Pages

Kamis, 17 Desember 2015

Ghaziyah binti Jabir bin Hakim.

BCM/12/Sirah Shahabiyah/CIDIS/081215

Nama beliau adalah Ghaziyah binti Jabir bin Hakim. Beliau seorang wanita dari Quraisy wanita dari Bani Amir bin Lu’ai dan ia pernah menjadi istri Abu al-Akr ad-Dausi.


Beliau merasa simpati hatinya dgn Islam sejak masih di Mekah hingga menjadi mantaplah iman di hatinya dan beliau memahami kewajiban dirinya terhadap din yg lurus sehingga beliau mempersembahkan hidupnya utk menyebarkan dakwah tauhid meninggikan kalimat Allah dan mengibarkan panji laa ilaha illallahu muhammadur rasulullahi.


Mulailah Ummu Syuraik bergerak utk berdakwah dan mengajak wanita-wanita Quraisy secara sembunyi-sembunyi. Beliau berdakwah kepada mereka memberikan dorongan-dorongan agar mereka masuk Islam tanpa kenal lelah dan jemu. Beliau menyadari resiko yg akan menimpa dirinya baik pengorbanan maupun penderitaan serta resiko yg telah menghadangnya berupa gangguan dan siksaan terhadap jiwa dan harta. Akan tetapi iman bukanlah sekedar kalimat yg diucapkan oleh lisan melainkan iman pada hakikatnya memiliki konsekuensi dan amanah yg mengandung beban dan iman berarti jihad yg membutuhkan kesabaran.


Takdir Allah menghendaki setelah masa berlalu beberapa lama mulailah hari-hari ujian hari-hari menghadapi cobaan yg mana aktivitas Ummu Syuraik ra telah diketahui penduduk Mekah. Akhirnya mereka menangkap beliau dan berkata “Kalaulah bukan krn kaum kamu kami akan tangani sendiri.

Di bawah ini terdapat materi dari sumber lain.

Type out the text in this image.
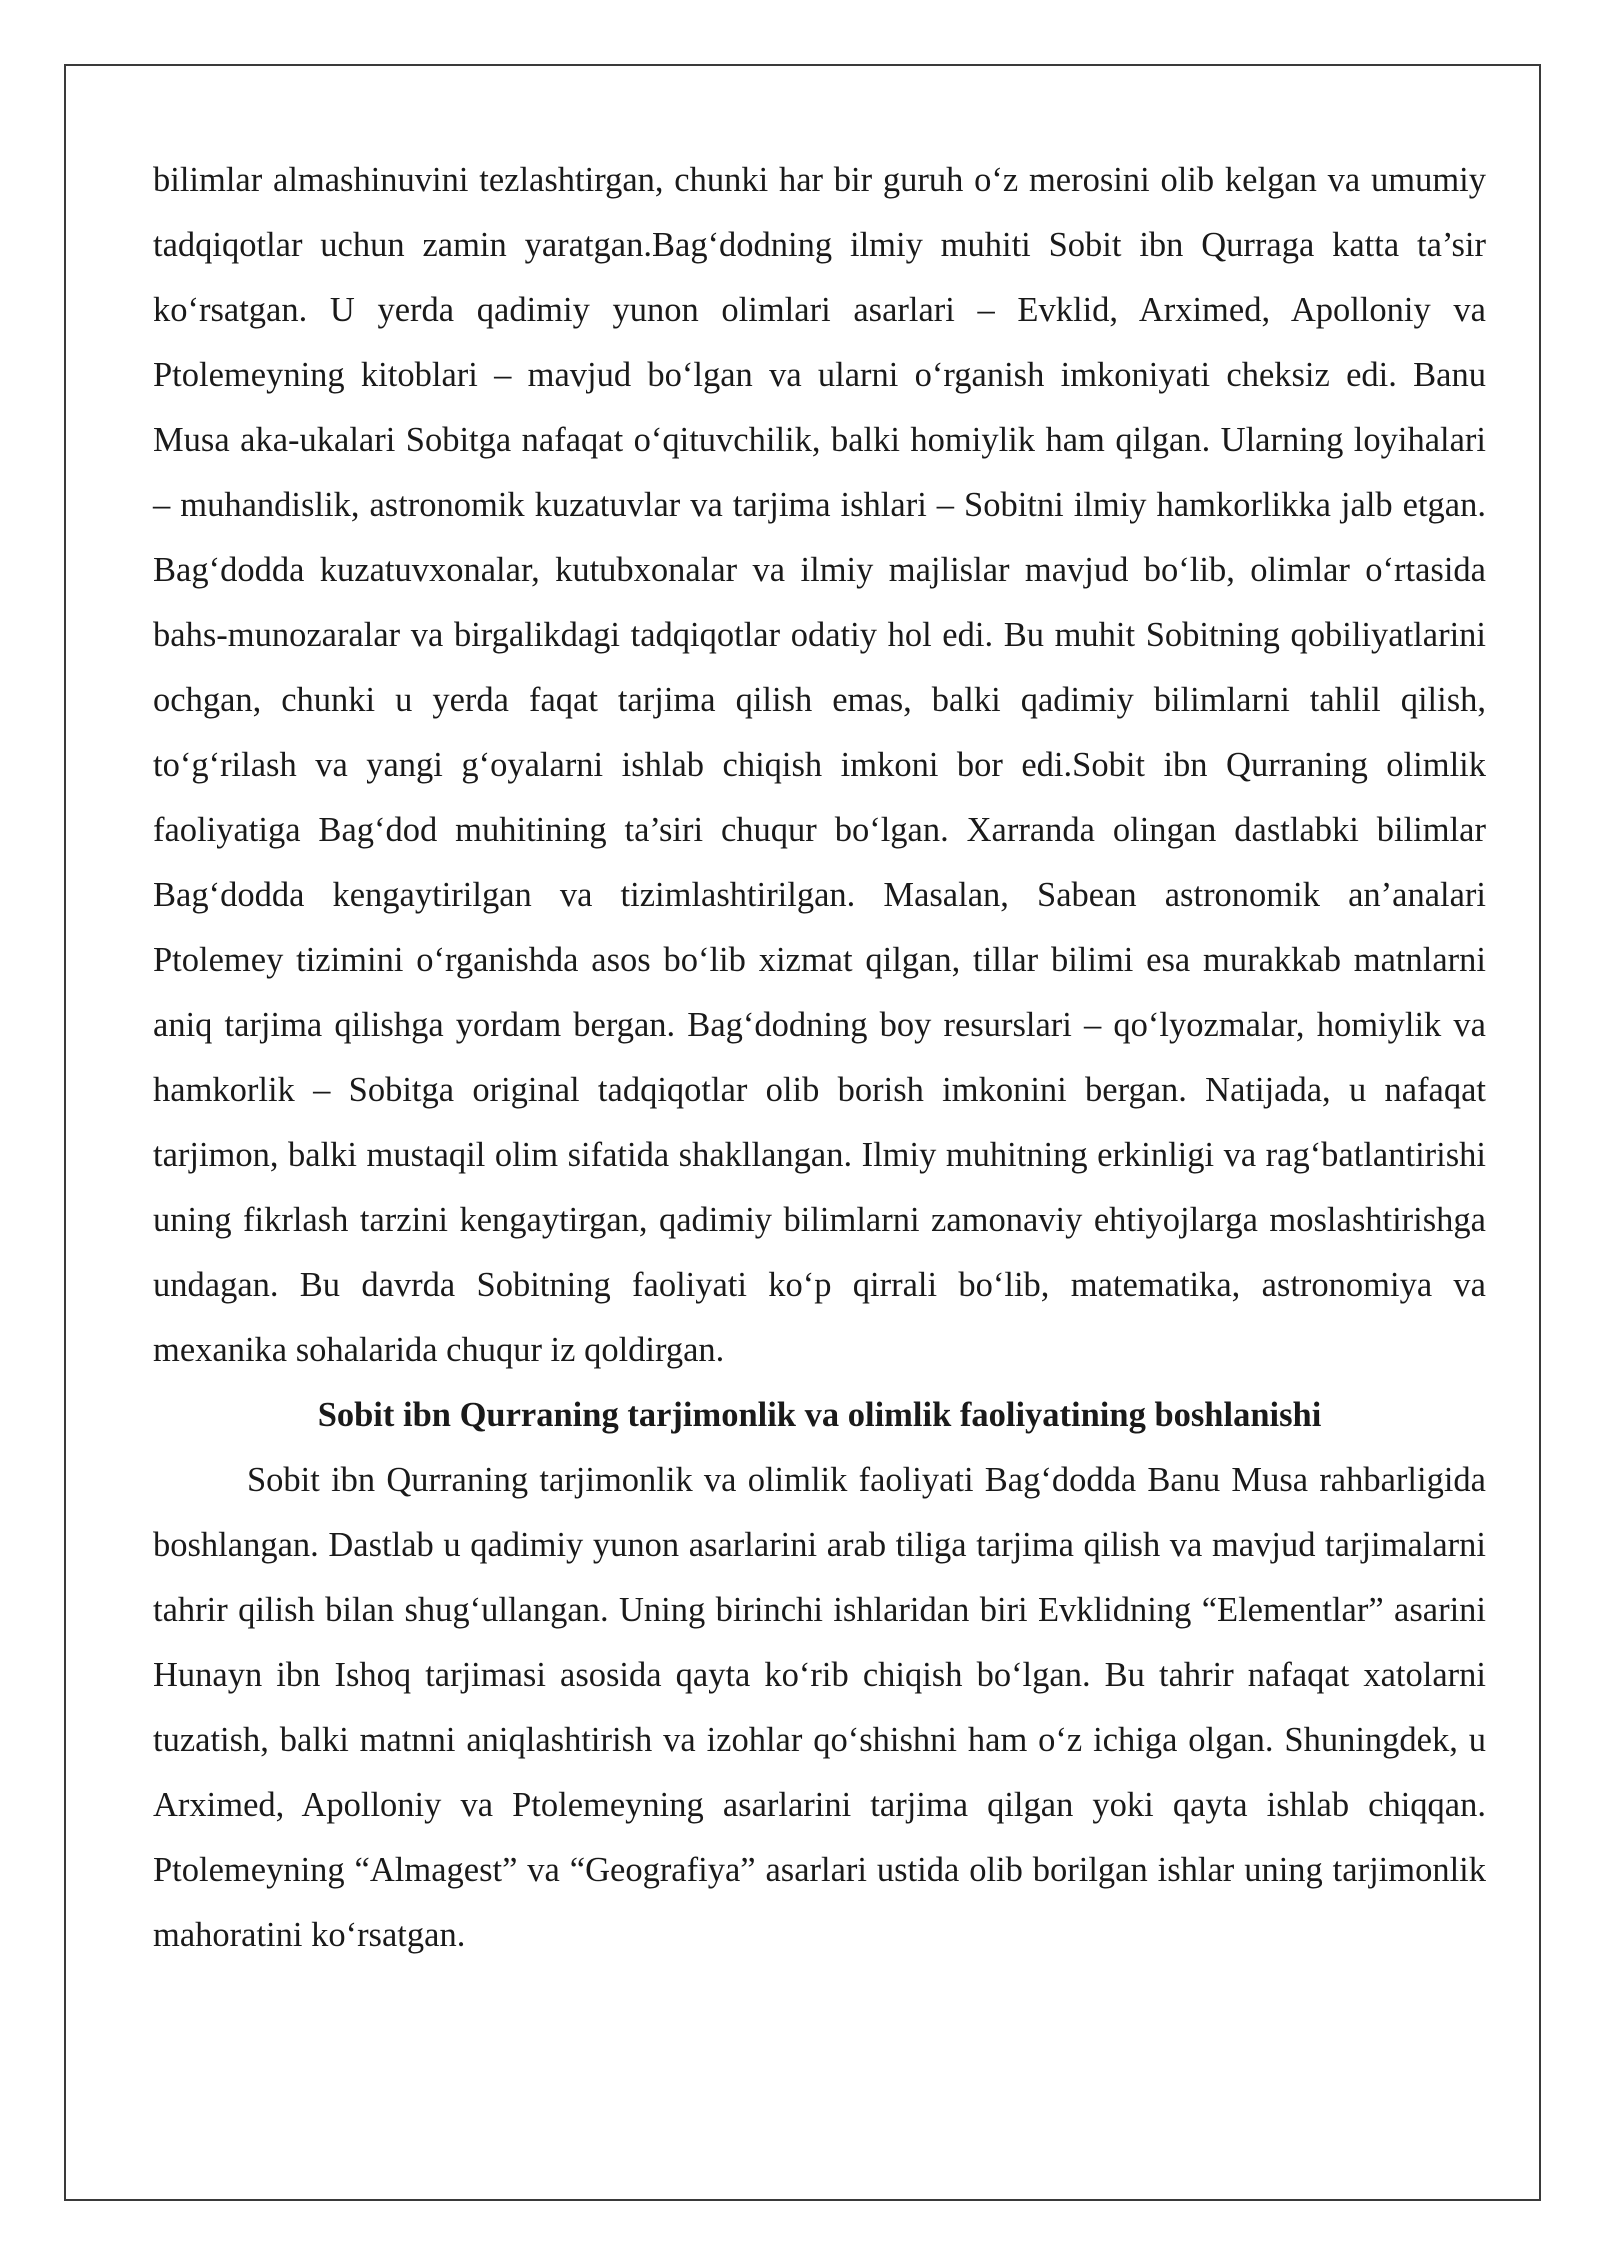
bilimlar almashinuvini tezlashtirgan, chunki har bir guruh o‘z merosini olib kelgan va umumiy tadqiqotlar uchun zamin yaratgan.Bag‘dodning ilmiy muhiti Sobit ibn Qurraga katta ta’sir ko‘rsatgan. U yerda qadimiy yunon olimlari asarlari – Evklid, Arximed, Apolloniy va Ptolemeyning kitoblari – mavjud bo‘lgan va ularni o‘rganish imkoniyati cheksiz edi. Banu Musa aka-ukalari Sobitga nafaqat o‘qituvchilik, balki homiylik ham qilgan. Ularning loyihalari – muhandislik, astronomik kuzatuvlar va tarjima ishlari – Sobitni ilmiy hamkorlikka jalb etgan. Bag‘dodda kuzatuvxonalar, kutubxonalar va ilmiy majlislar mavjud bo‘lib, olimlar o‘rtasida bahs-munozaralar va birgalikdagi tadqiqotlar odatiy hol edi. Bu muhit Sobitning qobiliyatlarini ochgan, chunki u yerda faqat tarjima qilish emas, balki qadimiy bilimlarni tahlil qilish, to‘g‘rilash va yangi g‘oyalarni ishlab chiqish imkoni bor edi.Sobit ibn Qurraning olimlik faoliyatiga Bag‘dod muhitining ta’siri chuqur bo‘lgan. Xarranda olingan dastlabki bilimlar Bag‘dodda kengaytirilgan va tizimlashtirilgan. Masalan, Sabean astronomik an’analari Ptolemey tizimini o‘rganishda asos bo‘lib xizmat qilgan, tillar bilimi esa murakkab matnlarni aniq tarjima qilishga yordam bergan. Bag‘dodning boy resurslari – qo‘lyozmalar, homiylik va hamkorlik – Sobitga original tadqiqotlar olib borish imkonini bergan. Natijada, u nafaqat tarjimon, balki mustaqil olim sifatida shakllangan. Ilmiy muhitning erkinligi va rag‘batlantirishi uning fikrlash tarzini kengaytirgan, qadimiy bilimlarni zamonaviy ehtiyojlarga moslashtirishga undagan. Bu davrda Sobitning faoliyati ko‘p qirrali bo‘lib, matematika, astronomiya va mexanika sohalarida chuqur iz qoldirgan.

Sobit ibn Qurraning tarjimonlik va olimlik faoliyatining boshlanishi

Sobit ibn Qurraning tarjimonlik va olimlik faoliyati Bag‘dodda Banu Musa rahbarligida boshlangan. Dastlab u qadimiy yunon asarlarini arab tiliga tarjima qilish va mavjud tarjimalarni tahrir qilish bilan shug‘ullangan. Uning birinchi ishlaridan biri Evklidning “Elementlar” asarini Hunayn ibn Ishoq tarjimasi asosida qayta ko‘rib chiqish bo‘lgan. Bu tahrir nafaqat xatolarni tuzatish, balki matnni aniqlashtirish va izohlar qo‘shishni ham o‘z ichiga olgan. Shuningdek, u Arximed, Apolloniy va Ptolemeyning asarlarini tarjima qilgan yoki qayta ishlab chiqqan. Ptolemeyning “Almagest” va “Geografiya” asarlari ustida olib borilgan ishlar uning tarjimonlik mahoratini ko‘rsatgan.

Akan tetapi kami akan menyerahkan kamu kepada mereka.” Ummu Syuraik berkata “Maka datanglah keluarga Abu al-Akr kepadaku kemudian berkata ‘Jangan-jangan engkau telah masuk kepada agamanya ?’ Beliau berkata ‘Demi Allah aku telah masuk agama Muhammad’. Mereka berkata ‘Demi Allah aku akan menyiksamu dgn siksaan yg berat’.

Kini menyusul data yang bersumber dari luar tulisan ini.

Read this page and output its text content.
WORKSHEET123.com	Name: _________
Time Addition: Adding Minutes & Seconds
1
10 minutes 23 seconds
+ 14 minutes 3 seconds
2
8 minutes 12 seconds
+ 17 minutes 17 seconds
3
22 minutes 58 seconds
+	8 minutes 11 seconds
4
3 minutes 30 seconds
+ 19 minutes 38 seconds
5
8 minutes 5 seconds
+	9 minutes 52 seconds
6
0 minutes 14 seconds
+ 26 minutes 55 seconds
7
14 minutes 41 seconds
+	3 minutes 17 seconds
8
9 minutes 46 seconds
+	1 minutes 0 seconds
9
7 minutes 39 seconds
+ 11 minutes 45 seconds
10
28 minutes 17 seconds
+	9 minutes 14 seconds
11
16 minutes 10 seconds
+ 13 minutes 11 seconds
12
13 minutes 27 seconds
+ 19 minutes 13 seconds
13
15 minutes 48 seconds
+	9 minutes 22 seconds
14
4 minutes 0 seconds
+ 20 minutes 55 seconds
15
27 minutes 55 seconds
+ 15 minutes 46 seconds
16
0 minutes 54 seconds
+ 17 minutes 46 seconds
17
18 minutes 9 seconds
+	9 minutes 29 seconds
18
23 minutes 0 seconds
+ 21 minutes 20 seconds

Kemudian mereka membawaku dari rumah kami kami berada di Dzul Khalashah mereka ingin membawaku ke sebuah tempat dgn mengendarai seekor onta lemah yakni kendaraan mereka yg paling jelek dan kasar. Mereka memberiku makan dan madu akan tetapi tidak memberikan setetes air pun kepadaku. Hingga manakala tengah hari dan matahari telah terasa panas mereka menurunkan aku dan memukuliku kemudian mereka meninggalkanku di tengah teriknya matahari hingga hampir-hampir hilang akalku pendengaranku dan penglihatanku. Mereka melakukan hal itu selama tiga hari. Tatkala hari ketiga mereka berkata kepadaku ‘Tinggalkanlah agama yg telah kau pegang!’ Ummu Syuraik berkata ‘Aku sudah tidak lagi dapat mendengar perkataan mereka kecuali satu kata demi satu kata dan akau hanya mmeberikan isyarat dgn telunjukku ke langit sebagai isyarat tauhid’.”


Ummu Syuraik melanjutkan “Demi Allah tatkala aku dalam keadaan seperti itu ketika sudah berat aku rasakan tiba-tiba aku mendapatkan dinginnya ember yg berisi air di atas dadaku maka aku segera mengambilnya dan meminumnya sekali teguk. Kemudian ember tersebut terangkat dan aku melihat ternyata ember tersebut menggantung antara langit dan bumi dan aku tidak mampu mengambilnya. Kemudian ember tersebut menjulur kepadaku utk yg kedua kalinya maka aku minum darinya kemudian terangkat lagi. Aku melihat ember tersebut berada antara langit dan bumi. Kemudian ember tersebut menjulur kepadaku utk yg ketiga kalinya maka aku minum darinya hingga aku kenyang dan aku guyurkan ke kepala wajah dan bajuku. Kemudian mereka keluar dan melihatku seraya berkata ‘Dari mana engkau dapatkan air itu wahai musuh Allah’. Beliau menjawab ‘Sesungguhnya musuh Allah adl selain diriku yg menyimpang dari agama-Nya. Adapun pertanyaan kalian dari mana air itu maka itu adl dari sisi Allah yg dianugerahkan kepadaku’. Mereka bersegera menengok ember mereka dan mereka dapatkan ember tersebut masih tertutup rapat belum terbuka. Lalu mereka berkata ‘Kami bersaksi bahwa Rabbmu adl Rabb kami dan kami bersaksi bahwa yg telah memberikan rizki kepadamu di tempat ini setelah kami menyiksamu adl Dia Yang Mensyari’atkan Islam’.”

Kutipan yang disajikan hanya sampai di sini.